Poynter described the magnitude of the program.

“It’s a series of partners,” she said. “The food comes from the Three Rivers Harding’s store. Tom, the local manager, and Spartan are so committed to the community. They sell us the food at a discount, deliver it in one of their trucks, and unload it.”


When the project got too big for the conference room, Jamie Clark of Clark Logic brought forth a solution in the form of his warehouse building at 420 14th Street.
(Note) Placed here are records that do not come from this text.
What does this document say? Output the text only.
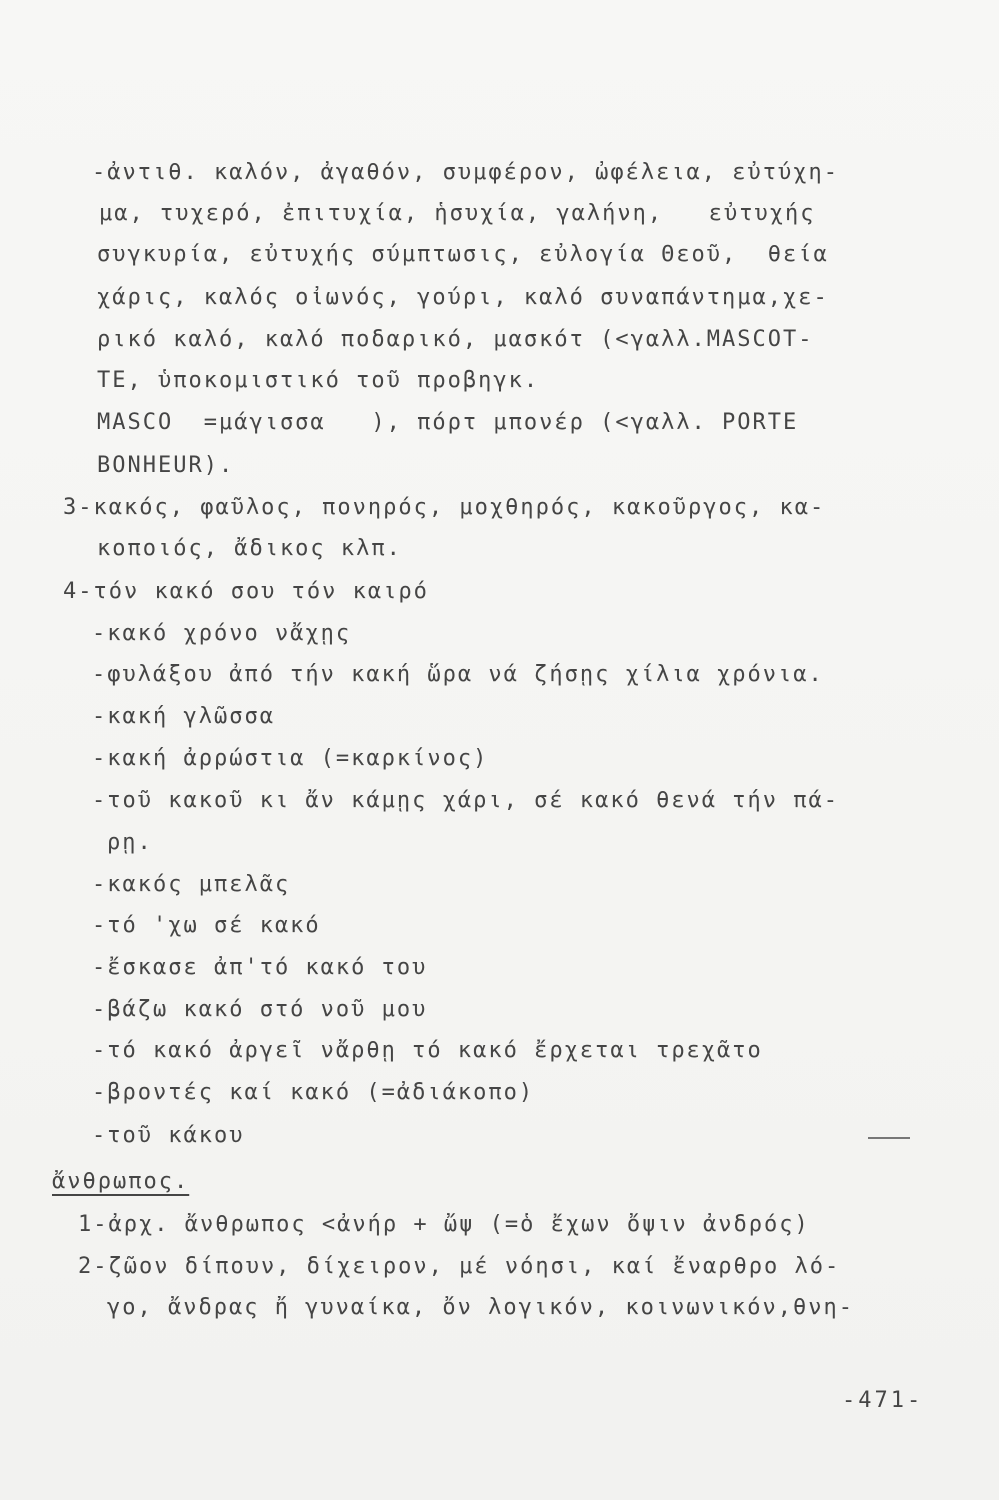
-ἀντιθ. καλόν, ἀγαθόν, συμφέρον, ὠφέλεια, εὐτύχη-
μα, τυχερό, ἐπιτυχία, ἡσυχία, γαλήνη,   εὐτυχής
συγκυρία, εὐτυχής σύμπτωσις, εὐλογία Θεοῦ,  θεία
χάρις, καλός οἰωνός, γούρι, καλό συναπάντημα,χε-
ρικό καλό, καλό ποδαρικό, μασκότ (<γαλλ.MASCOT-
TE, ὑποκομιστικό τοῦ προβηγκ.
MASCO  =μάγισσα   ), πόρτ μπονέρ (<γαλλ. PORTE
BONHEUR).
3-κακός, φαῦλος, πονηρός, μοχθηρός, κακοῦργος, κα-
κοποιός, ἄδικος κλπ.
4-τόν κακό σου τόν καιρό
-κακό χρόνο νἄχῃς
-φυλάξου ἀπό τήν κακή ὥρα νά ζήσῃς χίλια χρόνια.
-κακή γλῶσσα
-κακή ἀρρώστια (=καρκίνος)
-τοῦ κακοῦ κι ἄν κάμῃς χάρι, σέ κακό θενά τήν πά-
ρῃ.
-κακός μπελᾶς
-τό 'χω σέ κακό
-ἔσκασε ἀπ'τό κακό του
-βάζω κακό στό νοῦ μου
-τό κακό ἀργεῖ νἄρθῃ τό κακό ἔρχεται τρεχᾶτο
-βροντές καί κακό (=ἀδιάκοπο)
-τοῦ κάκου
ἄνθρωπος.
1-ἀρχ. ἄνθρωπος <ἀνήρ + ὤψ (=ὁ ἔχων ὄψιν ἀνδρός)
2-ζῶον δίπουν, δίχειρον, μέ νόησι, καί ἔναρθρο λό-
γο, ἄνδρας ἤ γυναίκα, ὄν λογικόν, κοινωνικόν,θνη-
-471-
“He provides the space at very low rent,” says Poynter. “And, he takes away all the cardboard packaging for recycling.”

The volunteer crew has grown too. Toby Gose, Special Education Teacher at Three Rivers High School, brings his students, who gain a work study experience from their efforts. Walther Farms’ employees and community volunteers, representing a diversity of ages and backgrounds, complete the team.


Funding for the program originated from the Walther Farms Foundation. The company takes a percentage of its profits and puts them into an endowment, providing financing for this and other programs.

“We can’t make an impact in a large footprint,” Poynter said. “But, we can affect the small needs in the community. These kids were falling through the cracks.”

When school is out during the summer, kids can pick up their Paw Packs weekly at the Three Rivers Farmers Market with the added bonus of a three dollar voucher they can use buy fresh fruits and vegetables.

“We can affect the small needs in the community. These kids were falling through the cracks.”

When asked if the passion for this project affects the team back at the office, Poynter replied, “Absolutely. You’re energized. You’re emotionally impacted. We all cry a lot of tears together.” The camaraderie that has resulted is clearly evident.

Poynter explained that the Three Rivers Paw Packs program is modeled after the Generous Hands program in Vicksburg. Generous Hands leaders assisted Walther Farms in starting Paw Packs. Since then, the Paw Packs leaders have helped a group in Marcellus start a similar program and are now working with a group in Hartford.

A gift that truly keeps on giving, volunteerism, as shown by Walther Farms, is an investment in people—within the company and the community.